"The Perfect Soda Cracker" has been around since 1898, shortly after the New York Biscuit Company, American Biscuit & Manufacturing Company, and United States Baking Company merged to form the National Biscuit Company.

The new cracker's lightness and freshness was preserved by a revolutionary "In-er seal" waxpaper-lined box. It proved so popular that in 1902 National Biscuit built the "Uneeda Works" on 10th Avenue in Manhattan, where the "Oreo Biscuit" would be born in 1912.

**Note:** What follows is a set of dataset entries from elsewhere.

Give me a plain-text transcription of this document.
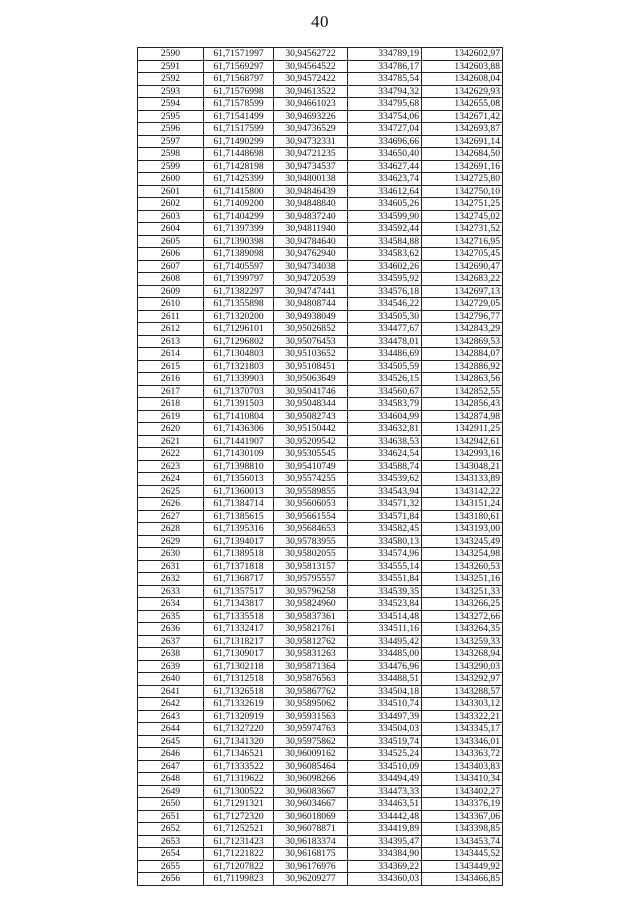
40
2590	61,71571997	30,94562722	334789,19	1342602,97
2591	61,71569297	30,94564522	334786,17	1342603,88
2592	61,71568797	30,94572422	334785,54	1342608,04
2593	61,71576998	30,94613522	334794,32	1342629,93
2594	61,71578599	30,94661023	334795,68	1342655,08
2595	61,71541499	30,94693226	334754,06	1342671,42
2596	61,71517599	30,94736529	334727,04	1342693,87
2597	61,71490299	30,94732331	334696,66	1342691,14
2598	61,71448698	30,94721235	334650,40	1342684,50
2599	61,71428198	30,94734537	334627,44	1342691,16
2600	61,71425399	30,94800138	334623,74	1342725,80
2601	61,71415800	30,94846439	334612,64	1342750,10
2602	61,71409200	30,94848840	334605,26	1342751,25
2603	61,71404299	30,94837240	334599,90	1342745,02
2604	61,71397399	30,94811940	334592,44	1342731,52
2605	61,71390398	30,94784640	334584,88	1342716,95
2606	61,71389098	30,94762940	334583,62	1342705,45
2607	61,71405597	30,94734038	334602,26	1342690,47
2608	61,71399797	30,94720539	334595,92	1342683,22
2609	61,71382297	30,94747441	334576,18	1342697,13
2610	61,71355898	30,94808744	334546,22	1342729,05
2611	61,71320200	30,94938049	334505,30	1342796,77
2612	61,71296101	30,95026852	334477,67	1342843,29
2613	61,71296802	30,95076453	334478,01	1342869,53
2614	61,71304803	30,95103652	334486,69	1342884,07
2615	61,71321803	30,95108451	334505,59	1342886,92
2616	61,71339903	30,95063649	334526,15	1342863,56
2617	61,71370703	30,95041746	334560,67	1342852,55
2618	61,71391503	30,95048344	334583,79	1342856,43
2619	61,71410804	30,95082743	334604,99	1342874,98
2620	61,71436306	30,95150442	334632,81	1342911,25
2621	61,71441907	30,95209542	334638,53	1342942,61
2622	61,71430109	30,95305545	334624,54	1342993,16
2623	61,71398810	30,95410749	334588,74	1343048,21
2624	61,71356013	30,95574255	334539,62	1343133,89
2625	61,71360013	30,95589855	334543,94	1343142,22
2626	61,71384714	30,95606053	334571,32	1343151,24
2627	61,71385615	30,95661554	334571,84	1343180,61
2628	61,71395316	30,95684653	334582,45	1343193,00
2629	61,71394017	30,95783955	334580,13	1343245,49
2630	61,71389518	30,95802055	334574,96	1343254,98
2631	61,71371818	30,95813157	334555,14	1343260,53
2632	61,71368717	30,95795557	334551,84	1343251,16
2633	61,71357517	30,95796258	334539,35	1343251,33
2634	61,71343817	30,95824960	334523,84	1343266,25
2635	61,71335518	30,95837361	334514,48	1343272,66
2636	61,71332417	30,95821761	334511,16	1343264,35
2637	61,71318217	30,95812762	334495,42	1343259,33
2638	61,71309017	30,95831263	334485,00	1343268,94
2639	61,71302118	30,95871364	334476,96	1343290,03
2640	61,71312518	30,95876563	334488,51	1343292,97
2641	61,71326518	30,95867762	334504,18	1343288,57
2642	61,71332619	30,95895062	334510,74	1343303,12
2643	61,71320919	30,95931563	334497,39	1343322,21
2644	61,71327220	30,95974763	334504,03	1343345,17
2645	61,71341320	30,95975862	334519,74	1343346,01
2646	61,71346521	30,96009162	334525,24	1343363,72
2647	61,71333522	30,96085464	334510,09	1343403,83
2648	61,71319622	30,96098266	334494,49	1343410,34
2649	61,71300522	30,96083667	334473,33	1343402,27
2650	61,71291321	30,96034667	334463,51	1343376,19
2651	61,71272320	30,96018069	334442,48	1343367,06
2652	61,71252521	30,96078871	334419,89	1343398,85
2653	61,71231423	30,96183374	334395,47	1343453,74
2654	61,71221822	30,96168175	334384,90	1343445,52
2655	61,71207822	30,96176976	334369,22	1343449,92
2656	61,71199823	30,96209277	334360,03	1343466,85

Because the National Biscuit Company backed its prize biscuit with the first million dollar advertising campaign, there are still vintage Uneeda signs on corners across the country. This sign at Fourth and Harrison Streets in Troy has charming turn-of-the twentieth century typography. However, National Biscuit 's later ads were pictoral, featuring the iconic "Uneeda Biscuit Boy" with his yellow rain slicker and bright box of Uneeda Biscuits in a paper bag.

LEFT: Although the sunbeam motif above the upper front windows is not unique to Troy, it seems especially common in "Collar City" buildings of the 1890s. (2004)

RIGHT: The ubiquity of Uneeda Biscuit advertising is evidenced by a several times repainted sign just a few blocks and two presidents away at Fourth and Polk Streets.

BELOW: Perhaps Troy's best preserved Uneeda sign is on Ferry Street near the Williams Street Alley. Because it lacks the "Perfect Soda Cracker" tag line, it may be more recent than the Fourth Street ads. However, a box of Uneeda Biscuits still cost a nickel when it was painted.